At Viewport you should know we are a bit fond of some of the architecture from the era of the former Warsaw Pact countries. From Tbilisi (the amazing Ministry of Highways) to Sofia (the Gare Centrale), imagination and ambition were allowed to run freely and some astonishing and experimental buildings were created. And anyway who has been to Moscow, knows they can design a very grand Metro station.
Warsaw’s most famous symbol is the Stalinist Palace of Science and Culture, gifted by Stalin to the Polish people, and built and designed by the Soviets in the early 1950s, and still the tallest building in town. Away from this, the Poles themselves were rapidly rebuilding their city, entirely destroyed by the Nazis (“The city must completely disappear from the surface of the earth” said sweet old Heinrich Himmler) during WWII. One of them had a remarkable talent, Arseniusz Romanowicz, who from 1951 worked in the sufficiently socialist sounding Central Bureau of Studies and Projects Railway Construction. During the next twenty plus years he added some very distinct and wonderful station buildings, and all designed and built without the advantage of CAD software.
Viewport was in town to give a presentation at the GIS Warsaw International Architecture Conference (as you do) but managed to slip out in the dying light of a cold and misty February afternoon to check out Romanowicz’ legacy to the city. They are in a bit of a mixed state of repair – much like the city itself.
The earliest one and now in tip top condition is Warszawa Stadion, built in 1958 fully refurbished for the Uefa Euro 2012 which Poland co-hosted. It’s best feature is the curved concrete canopy that is the entrance to the underpass.
Next up from 1963 and one of the most dramatic is the Ochota Station with its saddle-shaped hyperbolic paraboloid roof (covered in snow when I was there) with its striped black and white mosaic pattern. More exciting to the citizens of Warsaw when it first opened, were the escalators to take passengers down to the platforms from street level.
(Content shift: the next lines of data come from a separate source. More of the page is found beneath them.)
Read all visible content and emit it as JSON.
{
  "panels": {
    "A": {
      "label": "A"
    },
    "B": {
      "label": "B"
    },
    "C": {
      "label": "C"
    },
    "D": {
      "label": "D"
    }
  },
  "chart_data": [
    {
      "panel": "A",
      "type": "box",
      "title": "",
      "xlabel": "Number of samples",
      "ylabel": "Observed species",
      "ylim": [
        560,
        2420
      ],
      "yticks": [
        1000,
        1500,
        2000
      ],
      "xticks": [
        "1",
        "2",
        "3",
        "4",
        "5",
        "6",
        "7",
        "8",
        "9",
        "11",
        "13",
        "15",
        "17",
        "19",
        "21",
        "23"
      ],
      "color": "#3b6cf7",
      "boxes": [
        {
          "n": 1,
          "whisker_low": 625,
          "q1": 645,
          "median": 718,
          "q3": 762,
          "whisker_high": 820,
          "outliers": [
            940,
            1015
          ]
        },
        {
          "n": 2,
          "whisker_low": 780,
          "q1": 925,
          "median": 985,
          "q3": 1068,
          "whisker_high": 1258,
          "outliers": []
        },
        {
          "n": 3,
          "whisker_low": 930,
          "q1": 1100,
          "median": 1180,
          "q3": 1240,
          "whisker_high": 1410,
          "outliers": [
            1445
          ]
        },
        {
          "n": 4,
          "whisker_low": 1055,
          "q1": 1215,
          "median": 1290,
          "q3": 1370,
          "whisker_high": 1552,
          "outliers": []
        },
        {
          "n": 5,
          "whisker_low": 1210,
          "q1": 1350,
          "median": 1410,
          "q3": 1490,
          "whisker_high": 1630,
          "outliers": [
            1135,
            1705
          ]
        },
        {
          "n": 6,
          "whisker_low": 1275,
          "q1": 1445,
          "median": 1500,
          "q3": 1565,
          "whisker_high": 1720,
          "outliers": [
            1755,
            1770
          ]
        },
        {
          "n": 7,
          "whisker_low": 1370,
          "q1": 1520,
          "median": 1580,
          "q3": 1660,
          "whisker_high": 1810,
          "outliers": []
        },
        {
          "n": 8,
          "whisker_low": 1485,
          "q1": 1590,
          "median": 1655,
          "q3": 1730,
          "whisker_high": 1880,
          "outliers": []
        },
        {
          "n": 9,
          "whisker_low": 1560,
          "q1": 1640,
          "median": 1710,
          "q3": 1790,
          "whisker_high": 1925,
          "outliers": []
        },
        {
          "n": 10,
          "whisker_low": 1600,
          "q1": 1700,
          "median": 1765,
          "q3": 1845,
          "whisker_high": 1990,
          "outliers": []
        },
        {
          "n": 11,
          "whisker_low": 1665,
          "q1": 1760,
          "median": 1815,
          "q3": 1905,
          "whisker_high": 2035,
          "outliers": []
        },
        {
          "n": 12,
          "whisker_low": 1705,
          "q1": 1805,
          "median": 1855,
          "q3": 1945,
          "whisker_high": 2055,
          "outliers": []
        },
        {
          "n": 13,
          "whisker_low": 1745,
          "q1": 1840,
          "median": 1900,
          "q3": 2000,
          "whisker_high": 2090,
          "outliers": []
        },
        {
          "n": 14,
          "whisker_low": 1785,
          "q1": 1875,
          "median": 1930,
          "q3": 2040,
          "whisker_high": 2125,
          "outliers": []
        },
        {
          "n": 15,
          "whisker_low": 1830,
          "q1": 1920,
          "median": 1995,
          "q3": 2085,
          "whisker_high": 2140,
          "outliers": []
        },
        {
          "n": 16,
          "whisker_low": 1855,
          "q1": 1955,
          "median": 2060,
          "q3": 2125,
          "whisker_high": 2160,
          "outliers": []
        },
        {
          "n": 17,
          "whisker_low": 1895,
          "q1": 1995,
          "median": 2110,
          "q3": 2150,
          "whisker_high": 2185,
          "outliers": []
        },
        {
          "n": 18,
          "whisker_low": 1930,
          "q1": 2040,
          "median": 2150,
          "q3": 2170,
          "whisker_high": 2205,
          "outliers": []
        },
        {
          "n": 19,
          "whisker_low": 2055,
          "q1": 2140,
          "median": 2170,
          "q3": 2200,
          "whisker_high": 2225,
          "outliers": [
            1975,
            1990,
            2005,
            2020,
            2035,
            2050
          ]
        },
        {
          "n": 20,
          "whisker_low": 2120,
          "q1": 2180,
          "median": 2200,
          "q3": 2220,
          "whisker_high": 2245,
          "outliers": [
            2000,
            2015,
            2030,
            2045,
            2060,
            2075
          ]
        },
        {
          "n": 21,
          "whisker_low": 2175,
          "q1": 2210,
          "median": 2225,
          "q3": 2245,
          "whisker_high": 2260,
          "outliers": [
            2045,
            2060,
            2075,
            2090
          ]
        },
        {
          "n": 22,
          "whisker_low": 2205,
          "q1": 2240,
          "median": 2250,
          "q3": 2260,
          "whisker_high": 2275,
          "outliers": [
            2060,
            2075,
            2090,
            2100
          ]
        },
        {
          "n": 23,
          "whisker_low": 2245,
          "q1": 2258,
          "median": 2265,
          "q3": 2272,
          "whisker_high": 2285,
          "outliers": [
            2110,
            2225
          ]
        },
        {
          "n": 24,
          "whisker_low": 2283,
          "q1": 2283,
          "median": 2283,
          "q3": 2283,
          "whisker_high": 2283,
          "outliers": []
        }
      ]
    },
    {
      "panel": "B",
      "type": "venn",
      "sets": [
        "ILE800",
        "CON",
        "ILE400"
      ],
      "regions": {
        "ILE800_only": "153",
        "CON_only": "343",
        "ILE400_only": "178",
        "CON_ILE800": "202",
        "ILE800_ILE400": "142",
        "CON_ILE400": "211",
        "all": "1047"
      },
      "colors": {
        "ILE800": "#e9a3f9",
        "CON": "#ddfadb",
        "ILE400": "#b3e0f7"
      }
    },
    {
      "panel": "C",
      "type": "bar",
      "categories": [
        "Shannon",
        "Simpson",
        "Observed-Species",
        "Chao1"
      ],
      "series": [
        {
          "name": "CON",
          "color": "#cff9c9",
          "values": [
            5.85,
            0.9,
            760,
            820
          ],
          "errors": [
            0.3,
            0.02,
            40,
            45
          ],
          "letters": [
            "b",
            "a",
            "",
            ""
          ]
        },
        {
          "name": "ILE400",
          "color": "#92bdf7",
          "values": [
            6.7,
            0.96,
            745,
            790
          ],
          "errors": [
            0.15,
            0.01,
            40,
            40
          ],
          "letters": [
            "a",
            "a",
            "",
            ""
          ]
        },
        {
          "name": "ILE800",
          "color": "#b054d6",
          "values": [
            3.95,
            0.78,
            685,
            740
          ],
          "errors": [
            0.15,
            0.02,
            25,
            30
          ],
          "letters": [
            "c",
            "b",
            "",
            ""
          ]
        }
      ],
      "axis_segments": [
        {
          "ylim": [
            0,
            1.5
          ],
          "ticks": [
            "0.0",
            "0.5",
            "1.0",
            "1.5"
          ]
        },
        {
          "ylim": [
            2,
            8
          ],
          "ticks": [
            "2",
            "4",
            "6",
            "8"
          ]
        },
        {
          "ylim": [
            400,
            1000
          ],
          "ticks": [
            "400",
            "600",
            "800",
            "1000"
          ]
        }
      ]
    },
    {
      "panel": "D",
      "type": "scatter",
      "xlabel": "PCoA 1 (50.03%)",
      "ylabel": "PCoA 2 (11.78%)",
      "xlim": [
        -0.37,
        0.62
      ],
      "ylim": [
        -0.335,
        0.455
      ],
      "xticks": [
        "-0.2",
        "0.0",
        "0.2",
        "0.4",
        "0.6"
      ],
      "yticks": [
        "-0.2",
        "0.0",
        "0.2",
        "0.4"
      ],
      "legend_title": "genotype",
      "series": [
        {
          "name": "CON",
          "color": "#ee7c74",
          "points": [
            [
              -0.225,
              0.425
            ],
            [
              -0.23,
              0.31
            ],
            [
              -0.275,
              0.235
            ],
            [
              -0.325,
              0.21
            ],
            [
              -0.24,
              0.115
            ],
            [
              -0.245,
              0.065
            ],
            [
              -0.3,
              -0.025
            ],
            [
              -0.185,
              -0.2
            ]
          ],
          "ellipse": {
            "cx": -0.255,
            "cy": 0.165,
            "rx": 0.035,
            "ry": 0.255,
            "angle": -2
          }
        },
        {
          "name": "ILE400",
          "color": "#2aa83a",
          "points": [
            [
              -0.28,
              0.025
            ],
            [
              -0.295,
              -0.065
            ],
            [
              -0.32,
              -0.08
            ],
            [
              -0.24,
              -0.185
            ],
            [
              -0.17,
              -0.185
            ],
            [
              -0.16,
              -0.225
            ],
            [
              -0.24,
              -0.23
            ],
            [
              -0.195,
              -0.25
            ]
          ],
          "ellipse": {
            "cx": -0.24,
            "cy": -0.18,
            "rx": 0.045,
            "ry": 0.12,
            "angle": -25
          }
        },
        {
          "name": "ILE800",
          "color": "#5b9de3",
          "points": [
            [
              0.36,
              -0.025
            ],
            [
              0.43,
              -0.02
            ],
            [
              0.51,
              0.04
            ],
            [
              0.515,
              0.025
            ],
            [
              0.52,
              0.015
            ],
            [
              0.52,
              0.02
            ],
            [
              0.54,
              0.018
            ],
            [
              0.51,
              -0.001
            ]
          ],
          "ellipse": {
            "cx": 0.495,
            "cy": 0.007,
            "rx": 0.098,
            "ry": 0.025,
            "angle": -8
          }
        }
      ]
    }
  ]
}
You had to get in quick because they soon stopped working and remained unrepaired for decades.
Down the line is the Powisle Station with its amazing and expressionistic concrete shelters on the platforms. At one end is a circular ticket office pavilion (now a cool and trendy bar) and at the other end raised above the tunnel exit is another glass and steel ticket office and waiting room pavilion.
In between them all is the Central Station built as a no-expense-spared project, as Warsaw geared itself up to greet Leonid Brezhnev, the Soviet leader, in 1975, who wanted to arrive in town by train. It is completely different in scale with its vast ticket hall and huge winged roof. The Polish president said to Romanowicz:”If you need funds for the construction, don’t worry, they will be found.” Automatic doors were imported from Switzerland, suspended ceilings from Holland, clocks from Italy and marble was liberally used for the walls and stairs. It was intended as a beautiful landmark for the socialist fatherland. The transparency of the ticket hall with its slim concrete columns and huge glazed façade to allow views over the city, has a large staircase leading down to a series of crowded underground shopping tunnels, the overall effect is in some contrast to the futuristic and optimistic style of the earlier stations.
Arseniusz Romanowicz’s philosophy was that buildings should be “functional, aesthetic and economic” and together these stations are a symbol of his (and his colleagues’ of course) determination to rebuild the city with some verve and integrity, almost as an affront to the grandiosity and pretension of the city’s main symbol with its backward looking architecture, imposed on the Poles by the Soviets.